Dari hari ke hari upah buruh di sebuah perusahaan perkebunan kapas milik Compeni Belanda, semakin tidak bisa mencukupi kebutuhan primer bagi kaum buruh tani.
Setiap menerima upah pada hari Sabtu selalu mengalami pengurangan dari upah seminggu sebelumnya, padahal harga kebutuhan pokok semakin naik.
Wal hasil, para buruh tani yang dalam menutupi kebutuhan hidupnya sehari-hari mengandalkan upah dari kerja di sebuah perkebunan kapas milik Compeni tersebut, semakin lama semakin berat.
Ngomong punya, akhirnya mereka berkumpul untuk membicarakan upah yang semakin menurun sebagai imbalan dari perusahan yang bergerak di bidang pertanian kapas tersebut.
Dalam perkumpulan diputuskan, mereka sepakat untuk melakukan semacam unjuk rasa, memprotres terhadap pengurangan upah yang mereka terima dari setiap minggunya.
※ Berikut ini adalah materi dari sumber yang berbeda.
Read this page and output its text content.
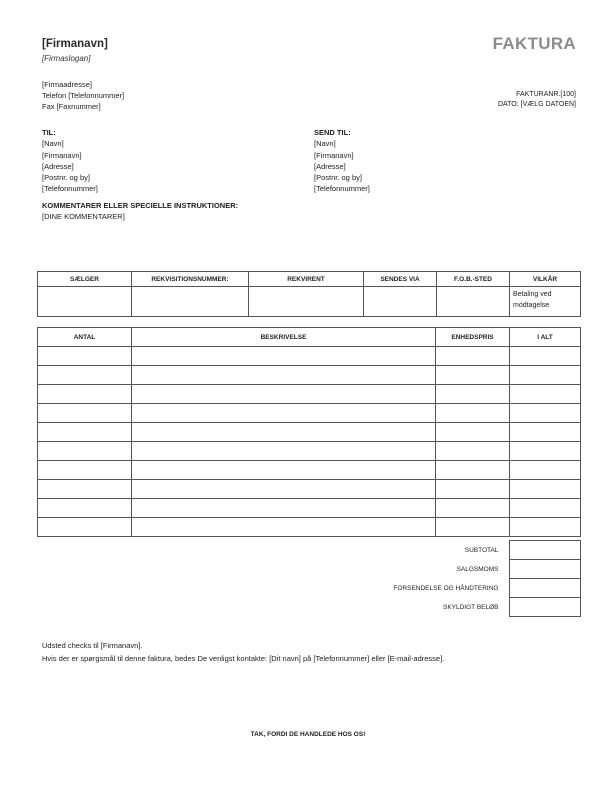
[Firmanavn]
[Firmaslogan]
FAKTURA
[Firmaadresse]
Telefon [Telefonnummer]
Fax [Faxnummer]
FAKTURANR.[100]
DATO: [VÆLG DATOEN]
TIL:
[Navn]
[Firmanavn]
[Adresse]
[Postnr. og by]
[Telefonnummer]
SEND TIL:
[Navn]
[Firmanavn]
[Adresse]
[Postnr. og by]
[Telefonnummer]
KOMMENTARER ELLER SPECIELLE INSTRUKTIONER:
[DINE KOMMENTARER]
SÆLGER	REKVISITIONSNUMMER:	REKVIRENT	SENDES VIA	F.O.B.-STED	VILKÅR
					Betaling ved modtagelse
ANTAL	BESKRIVELSE	ENHEDSPRIS	I ALT

	SUBTOTAL	
	SALGSMOMS	
	FORSENDELSE OG HÅNDTERING	
	SKYLDIGT BELØB	
Udsted checks til [Firmanavn].
Hvis der er spørgsmål til denne faktura, bedes De venligst kontakte: [Dit navn] på [Telefonnummer] eller [E-mail-adresse].
TAK, FORDI DE HANDLEDE HOS OS!
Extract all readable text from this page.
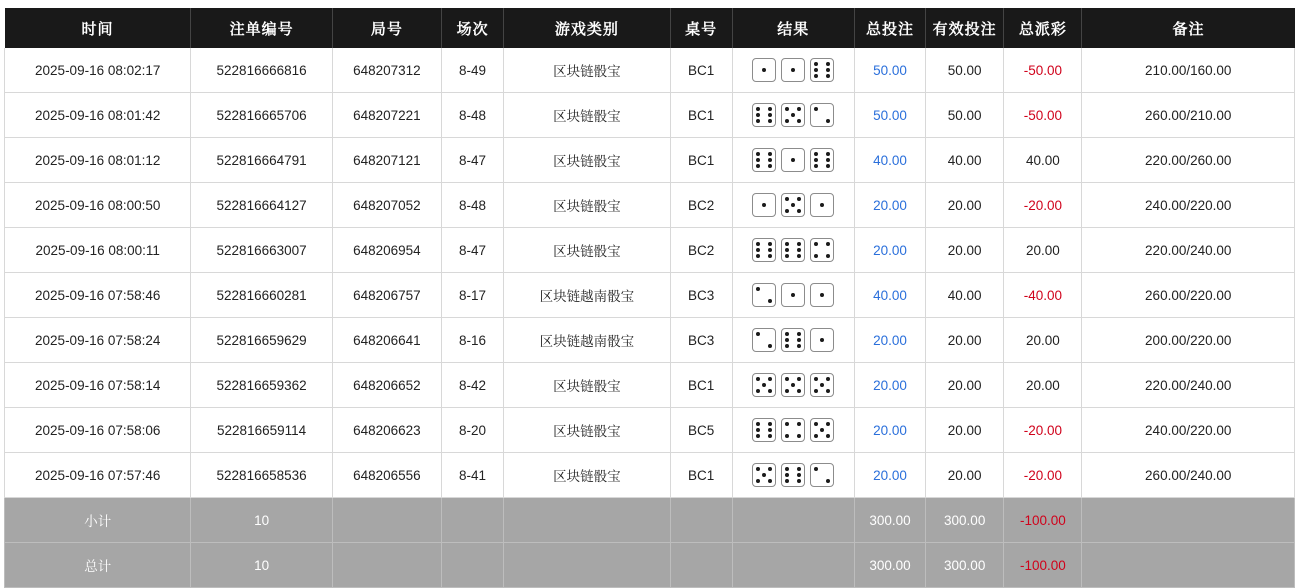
时间	注单编号	局号	场次	游戏类别	桌号	结果	总投注	有效投注	总派彩	备注
2025-09-16 08:02:17	522816666816	648207312	8-49	区块链骰宝	BC1		50.00	50.00	-50.00	210.00/160.00
2025-09-16 08:01:42	522816665706	648207221	8-48	区块链骰宝	BC1		50.00	50.00	-50.00	260.00/210.00
2025-09-16 08:01:12	522816664791	648207121	8-47	区块链骰宝	BC1		40.00	40.00	40.00	220.00/260.00
2025-09-16 08:00:50	522816664127	648207052	8-48	区块链骰宝	BC2		20.00	20.00	-20.00	240.00/220.00
2025-09-16 08:00:11	522816663007	648206954	8-47	区块链骰宝	BC2		20.00	20.00	20.00	220.00/240.00
2025-09-16 07:58:46	522816660281	648206757	8-17	区块链越南骰宝	BC3		40.00	40.00	-40.00	260.00/220.00
2025-09-16 07:58:24	522816659629	648206641	8-16	区块链越南骰宝	BC3		20.00	20.00	20.00	200.00/220.00
2025-09-16 07:58:14	522816659362	648206652	8-42	区块链骰宝	BC1		20.00	20.00	20.00	220.00/240.00
2025-09-16 07:58:06	522816659114	648206623	8-20	区块链骰宝	BC5		20.00	20.00	-20.00	240.00/220.00
2025-09-16 07:57:46	522816658536	648206556	8-41	区块链骰宝	BC1		20.00	20.00	-20.00	260.00/240.00
小计	10						300.00	300.00	-100.00	
总计	10						300.00	300.00	-100.00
Dalam aksi memprotes kebijakkan perusahaan yang mengurangi upah dari para buruh tersebut, pimpinannya adalah KASAN.
Kasan diangkat dijadikan pimpinan mereka dalam melakukan unjuk rasa memprotes penurunan upah terhadap buruh tani.
Karena dalam menyampaikan aspirasinya, mereka menggunakan bahasa Jawa, maka sang pemilik perusahan kesulitan untuk bisa mengerti apa yang disampaikab oleh kaum buruh.
Akhirnya, sang pemilik perusahaan yang berkebangsaan Belanda tersebut menyuruh KARTO, seorang pribumi yang bekerja sebagai Sinder atau Waker di perusahaan pertanian kapas itu.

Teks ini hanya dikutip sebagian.